Economists have calculated 120,000 people took part in the sport in Scotland in 2012/13, many of them visitors to Highland hunting estates spending money and providing vital employment in remote parts of the country.
Public and Corporate Economic Consultants (PACEC) said shooters and those providing shooting services made a total economic contribution of £200 million to Scotland, around ten per cent of the UK total for the industry.
Tim Baynes, director of the Scottish Moorland Group, part of landowners' organisation Scottish Land and Estates, said: "Scotland is a special place for all types of shooting sports, most notably red deer stalking and grouse shooting, which have shaped large parts of the landscape. This new report sets out their important contribution to the rural economy and biodiversity of the UK."

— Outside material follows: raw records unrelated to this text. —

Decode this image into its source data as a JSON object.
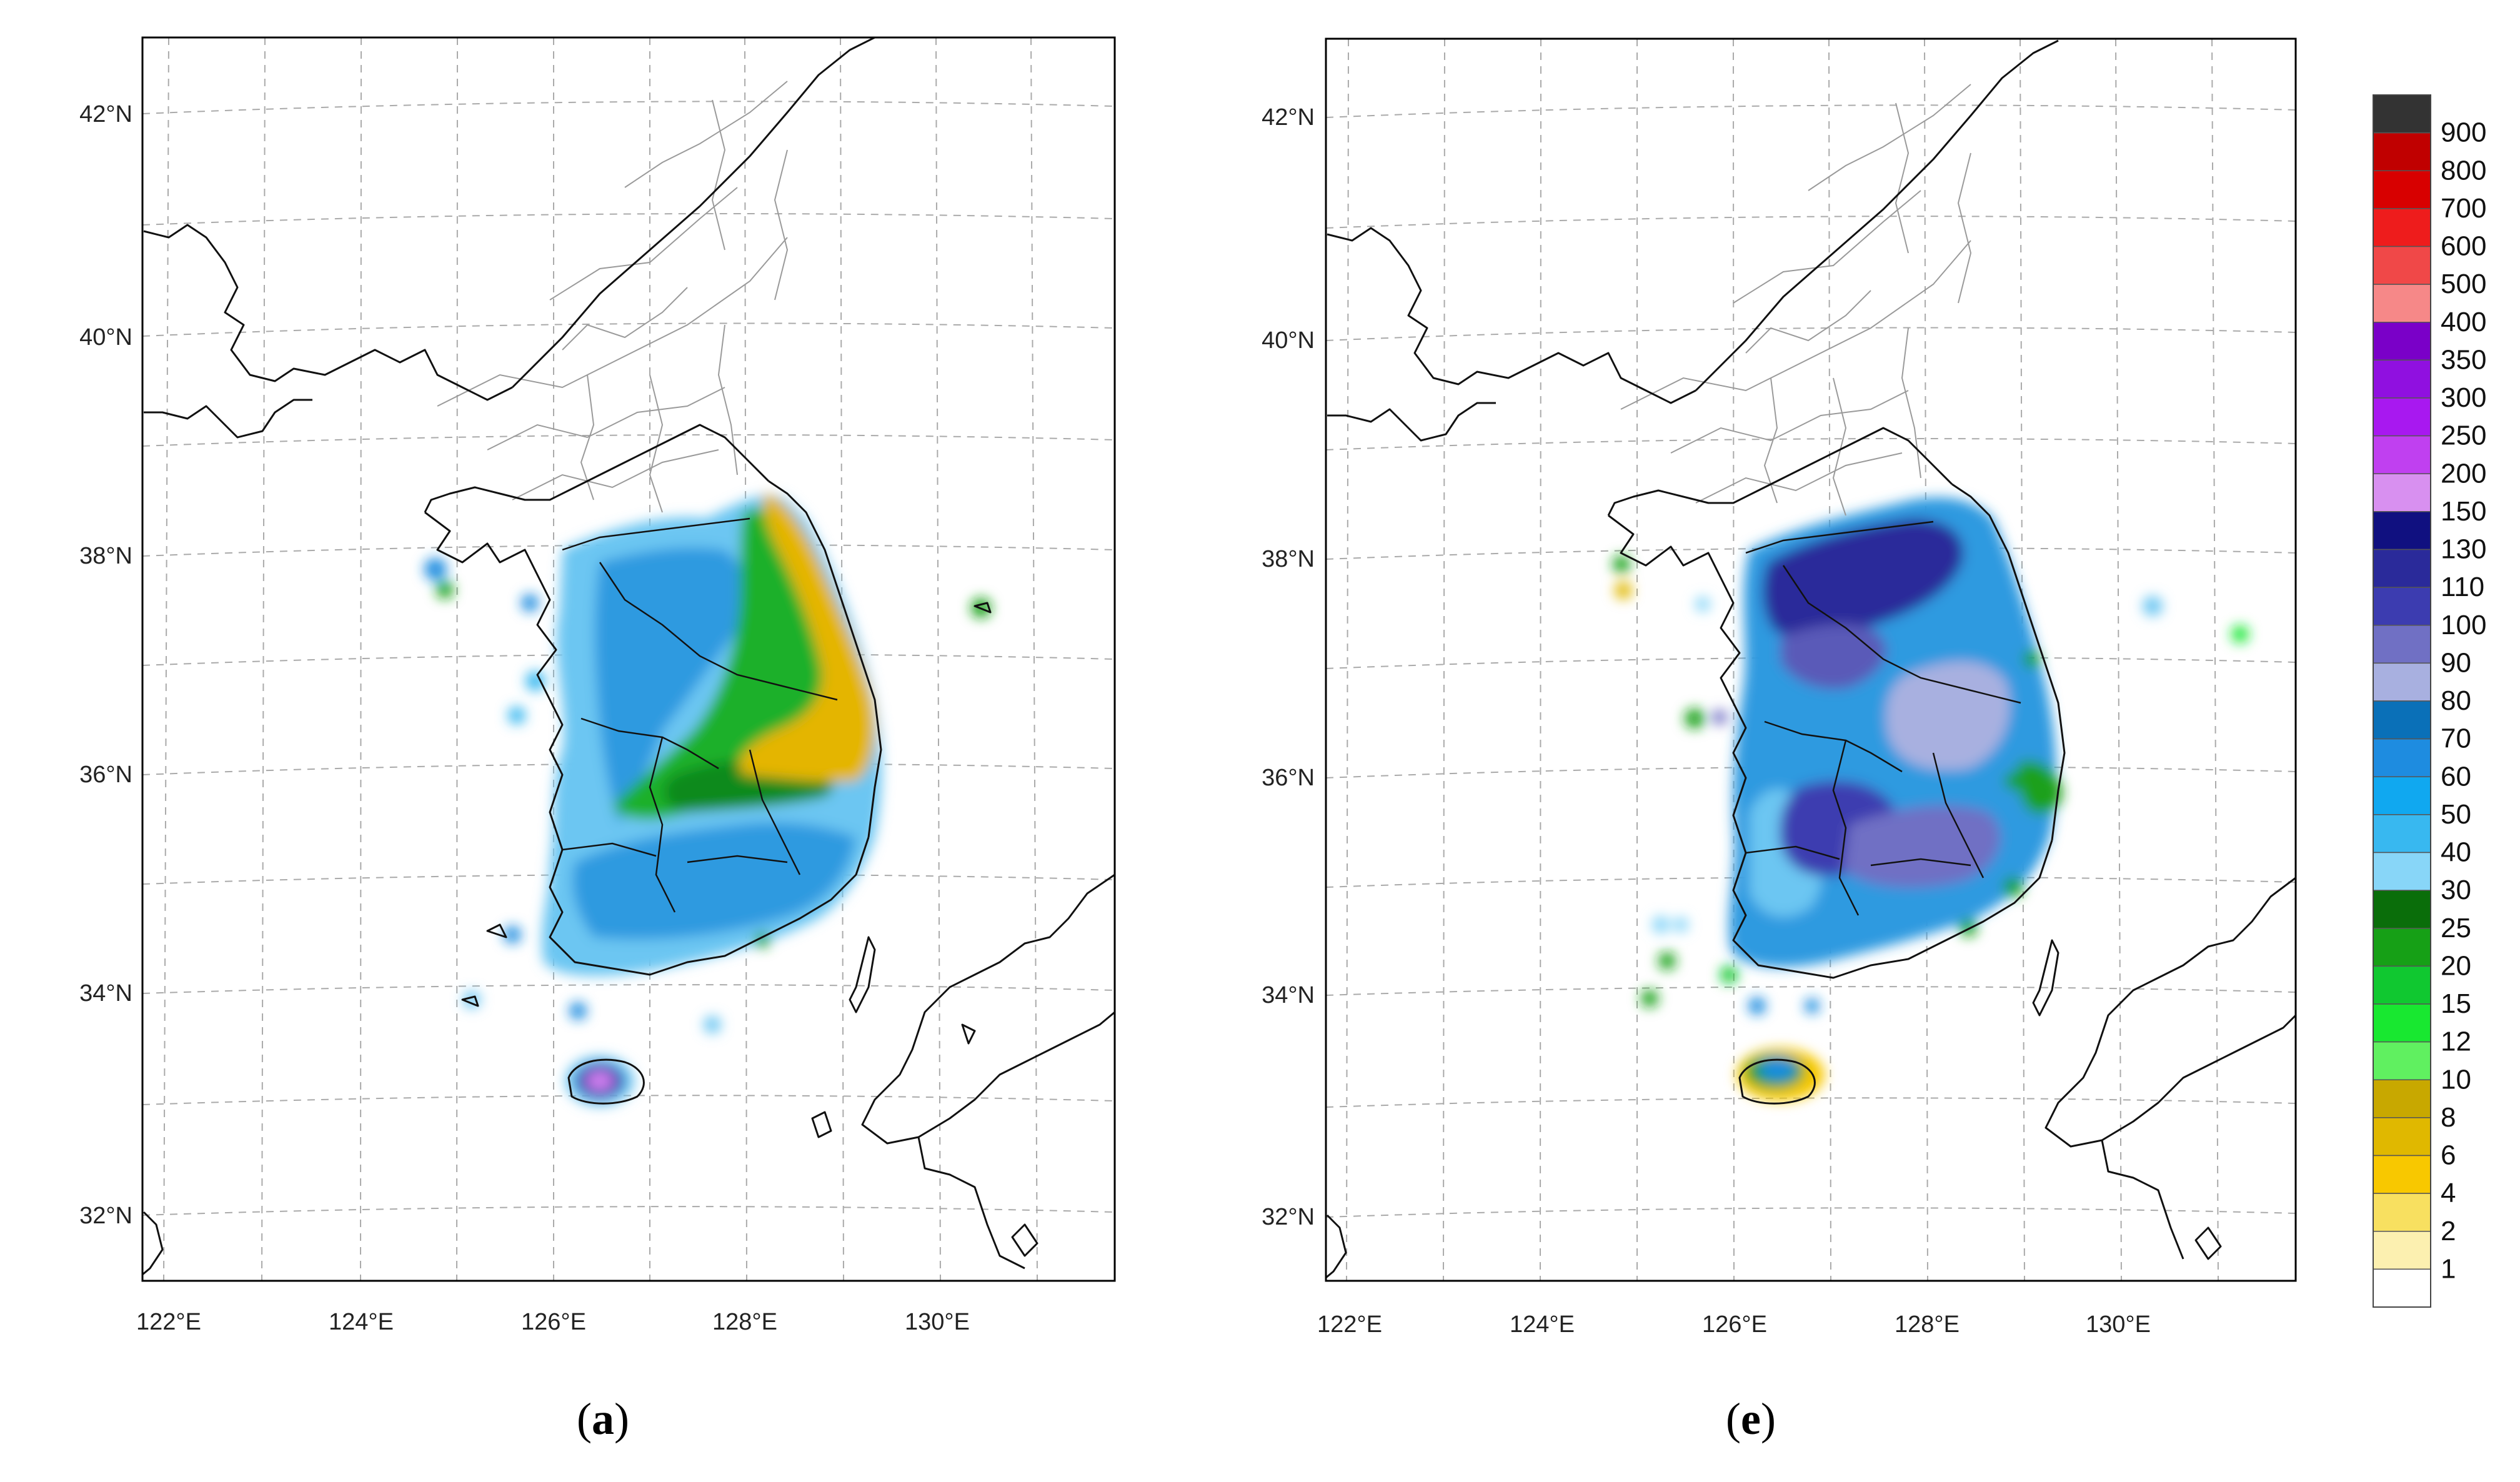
{
  "panels": [
    {
      "id": "a",
      "label": "a"
    },
    {
      "id": "e",
      "label": "e"
    }
  ],
  "axes": {
    "lat_ticks": [
      "42°N",
      "40°N",
      "38°N",
      "36°N",
      "34°N",
      "32°N"
    ],
    "lon_ticks": [
      "122°E",
      "124°E",
      "126°E",
      "128°E",
      "130°E"
    ]
  },
  "colorbar": {
    "levels": [
      "900",
      "800",
      "700",
      "600",
      "500",
      "400",
      "350",
      "300",
      "250",
      "200",
      "150",
      "130",
      "110",
      "100",
      "90",
      "80",
      "70",
      "60",
      "50",
      "40",
      "30",
      "25",
      "20",
      "15",
      "12",
      "10",
      "8",
      "6",
      "4",
      "2",
      "1"
    ],
    "colors": [
      "#333333",
      "#c00000",
      "#d80000",
      "#ee1c1c",
      "#f04848",
      "#f68888",
      "#7a00c8",
      "#9010e0",
      "#a818f0",
      "#c040f0",
      "#d890f0",
      "#101080",
      "#2a2a9a",
      "#3c3cb0",
      "#7070c4",
      "#a8b0e0",
      "#0a70b8",
      "#1e8ce0",
      "#10a8f0",
      "#38b8f0",
      "#88d6f8",
      "#0a6e0a",
      "#16a016",
      "#10c830",
      "#18e830",
      "#60f060",
      "#c8a800",
      "#e0b800",
      "#f8c800",
      "#f8e060",
      "#fcf0b0",
      "#ffffff"
    ]
  },
  "map_colors": {
    "coast": "#111111",
    "admin_boundary": "#9a9a9a",
    "grid": "#aaaaaa"
  }
}
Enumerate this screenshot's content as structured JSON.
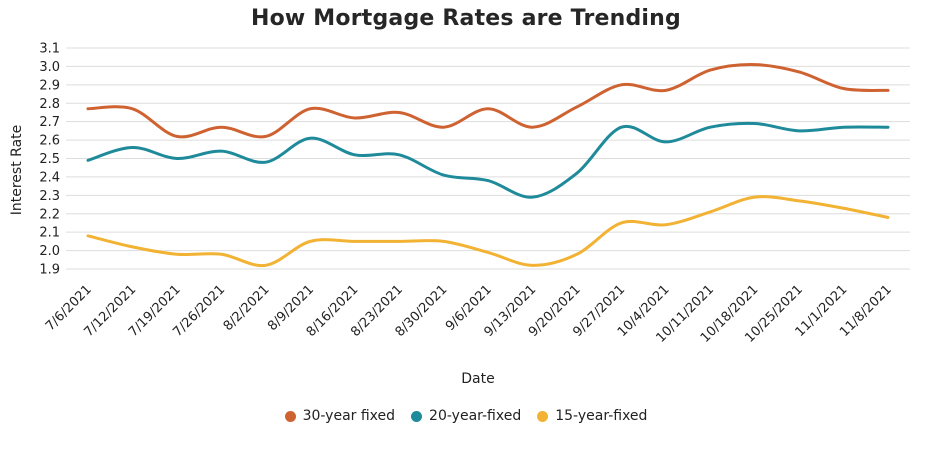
{
  "chart_data": {
    "type": "line",
    "title": "How Mortgage Rates are Trending",
    "xlabel": "Date",
    "ylabel": "Interest Rate",
    "categories": [
      "7/6/2021",
      "7/12/2021",
      "7/19/2021",
      "7/26/2021",
      "8/2/2021",
      "8/9/2021",
      "8/16/2021",
      "8/23/2021",
      "8/30/2021",
      "9/6/2021",
      "9/13/2021",
      "9/20/2021",
      "9/27/2021",
      "10/4/2021",
      "10/11/2021",
      "10/18/2021",
      "10/25/2021",
      "11/1/2021",
      "11/8/2021"
    ],
    "yticks": [
      "1.9",
      "2.0",
      "2.1",
      "2.2",
      "2.3",
      "2.4",
      "2.5",
      "2.6",
      "2.7",
      "2.8",
      "2.9",
      "3.0",
      "3.1"
    ],
    "ylim": [
      1.9,
      3.1
    ],
    "grid": true,
    "legend_position": "bottom",
    "series": [
      {
        "name": "30-year fixed",
        "color": "#cf6231",
        "values": [
          2.77,
          2.77,
          2.62,
          2.67,
          2.62,
          2.77,
          2.72,
          2.75,
          2.67,
          2.77,
          2.67,
          2.78,
          2.9,
          2.87,
          2.98,
          3.01,
          2.97,
          2.88,
          2.87
        ]
      },
      {
        "name": "20-year-fixed",
        "color": "#1e8a9a",
        "values": [
          2.49,
          2.56,
          2.5,
          2.54,
          2.48,
          2.61,
          2.52,
          2.52,
          2.41,
          2.38,
          2.29,
          2.42,
          2.67,
          2.59,
          2.67,
          2.69,
          2.65,
          2.67,
          2.67
        ]
      },
      {
        "name": "15-year-fixed",
        "color": "#f2b233",
        "values": [
          2.08,
          2.02,
          1.98,
          1.98,
          1.92,
          2.05,
          2.05,
          2.05,
          2.05,
          1.99,
          1.92,
          1.98,
          2.15,
          2.14,
          2.21,
          2.29,
          2.27,
          2.23,
          2.18
        ]
      }
    ]
  }
}
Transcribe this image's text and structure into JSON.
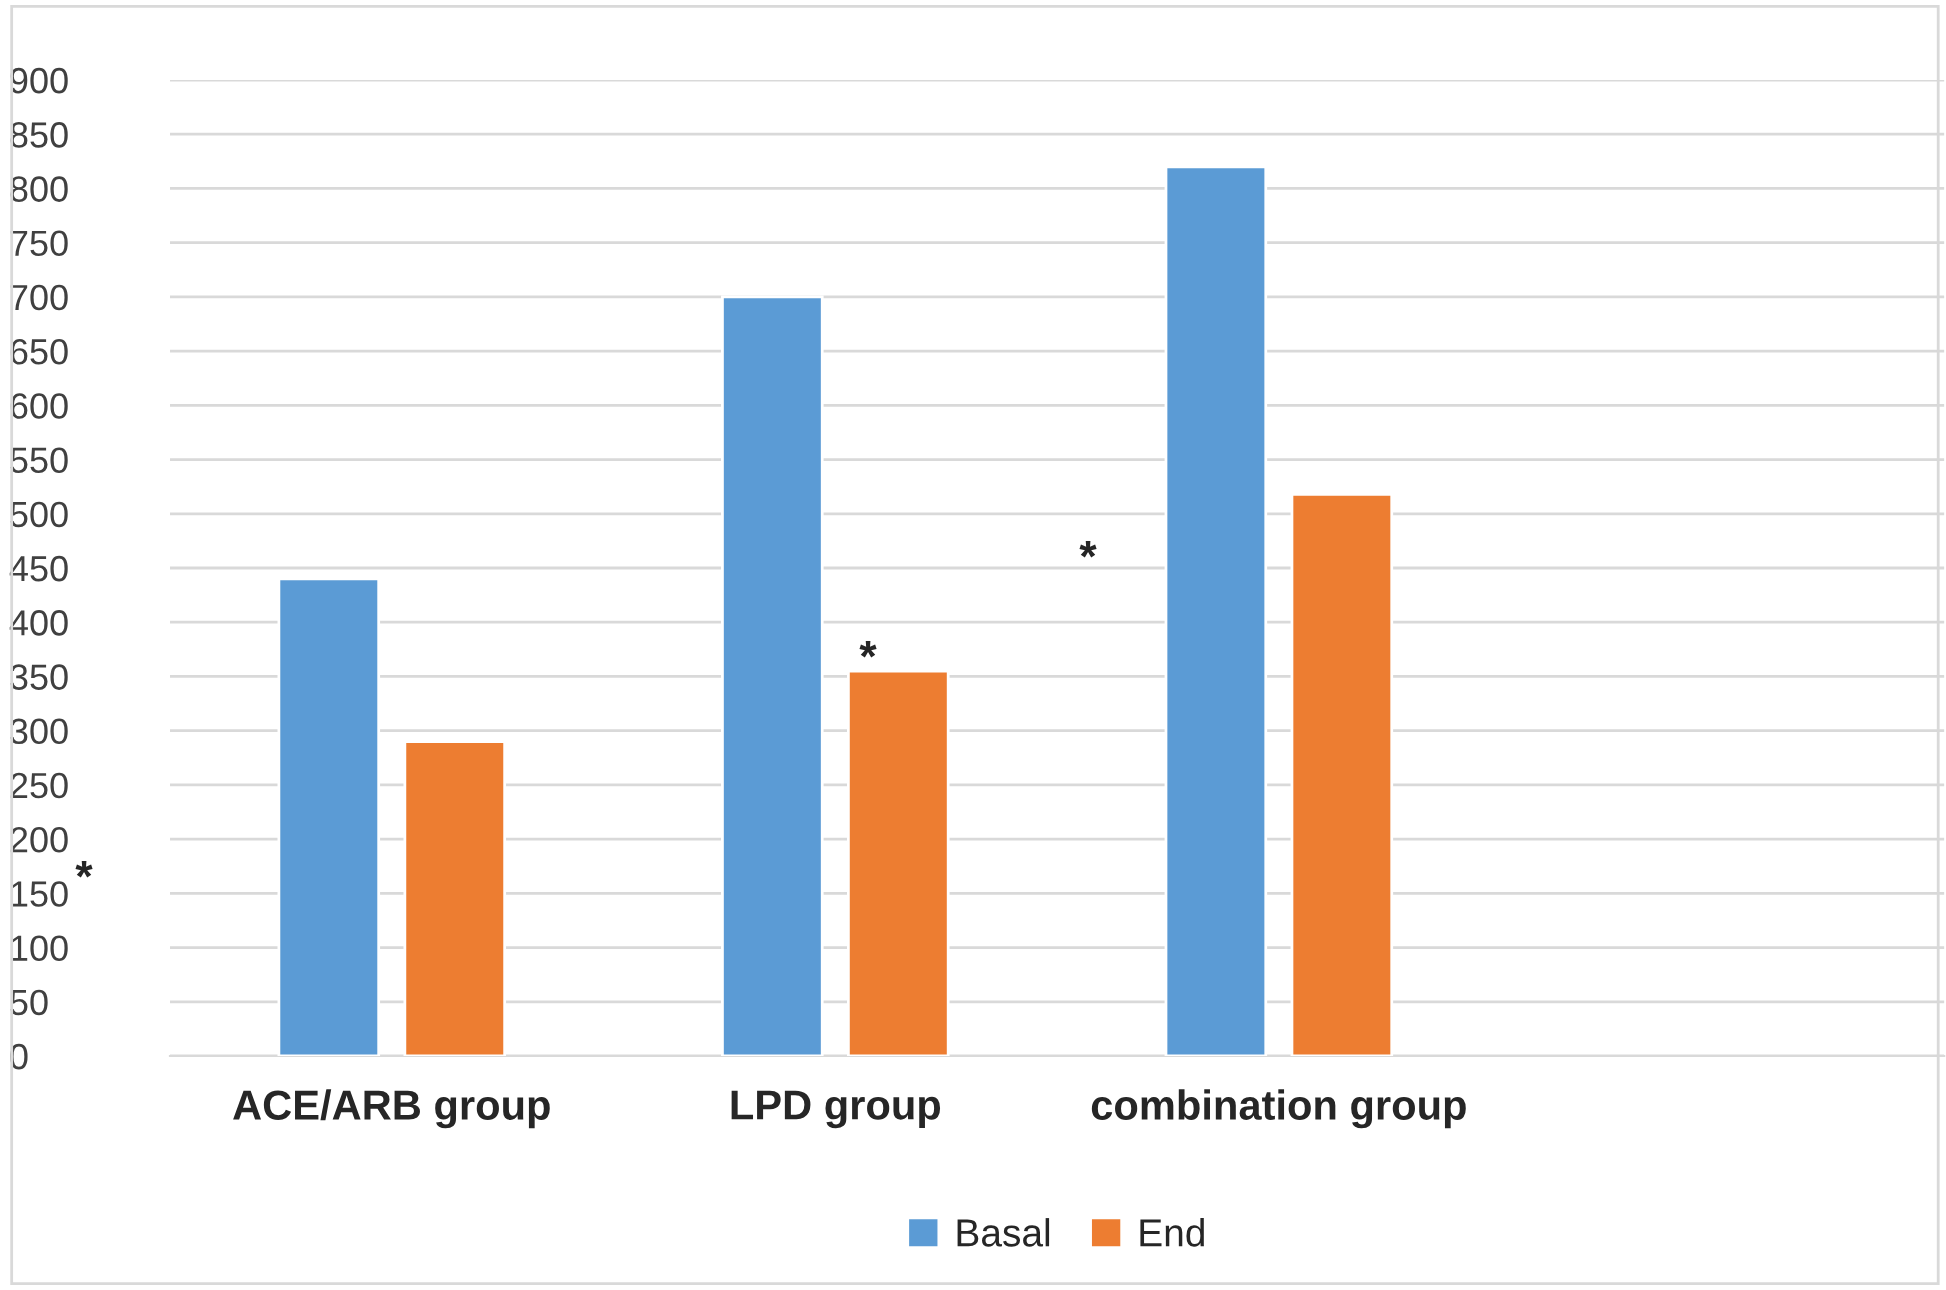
{
  "chart_data": {
    "type": "bar",
    "categories": [
      "ACE/ARB group",
      "LPD group",
      "combination group",
      null
    ],
    "series": [
      {
        "name": "Basal",
        "color": "#5b9bd5",
        "values": [
          440,
          700,
          820,
          null
        ]
      },
      {
        "name": "End",
        "color": "#ed7d31",
        "values": [
          290,
          355,
          518,
          null
        ]
      }
    ],
    "ylim": [
      0,
      900
    ],
    "yticks": [
      0,
      50,
      100,
      150,
      200,
      250,
      300,
      350,
      400,
      450,
      500,
      550,
      600,
      650,
      700,
      750,
      800,
      850,
      900
    ],
    "grid": "y",
    "legend": "bottom",
    "annotations": [
      "*",
      "*",
      "*"
    ]
  }
}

The report was published after the Scottish Government's Land Reform Review Group questioned the economic value of the shooting industry in its final report in May this year.
It suggested that the vast tracts of Scotland devoted to the sport could be more productively used for other things.
The £200m figure from PACEC is higher than an estimated economic impact of £136m for all field sports, including angling, published by the Scottish Government in 2010.
It is dwarfed by the £500m-plus that Visit Scotland says was spent by hikers in 2009, and compares with an estimate of £127m for wildlife tourism from Scottish Natural Heritage.
A spokeswoman for the League Against Cruel Sports suggested guns sports threatened these other outdoor industries.
She said: "Shooting is not good for the economy. The recent report by the Land Reform Review Group stated that devoting large areas of land to shooting estates was not in the public interest, and suggested the Government reform tax and land ownership structures to make shooting estates less socially and economically damaging.
"Aside from the economic arguments, the shooting industry is based on animal cruelty - both in terms of the game birds, and the other animals which are shot and snared in the name of predator control.
"There's no excuse for causing animal suffering in the name of entertainment, and this is something the report completely fails to address."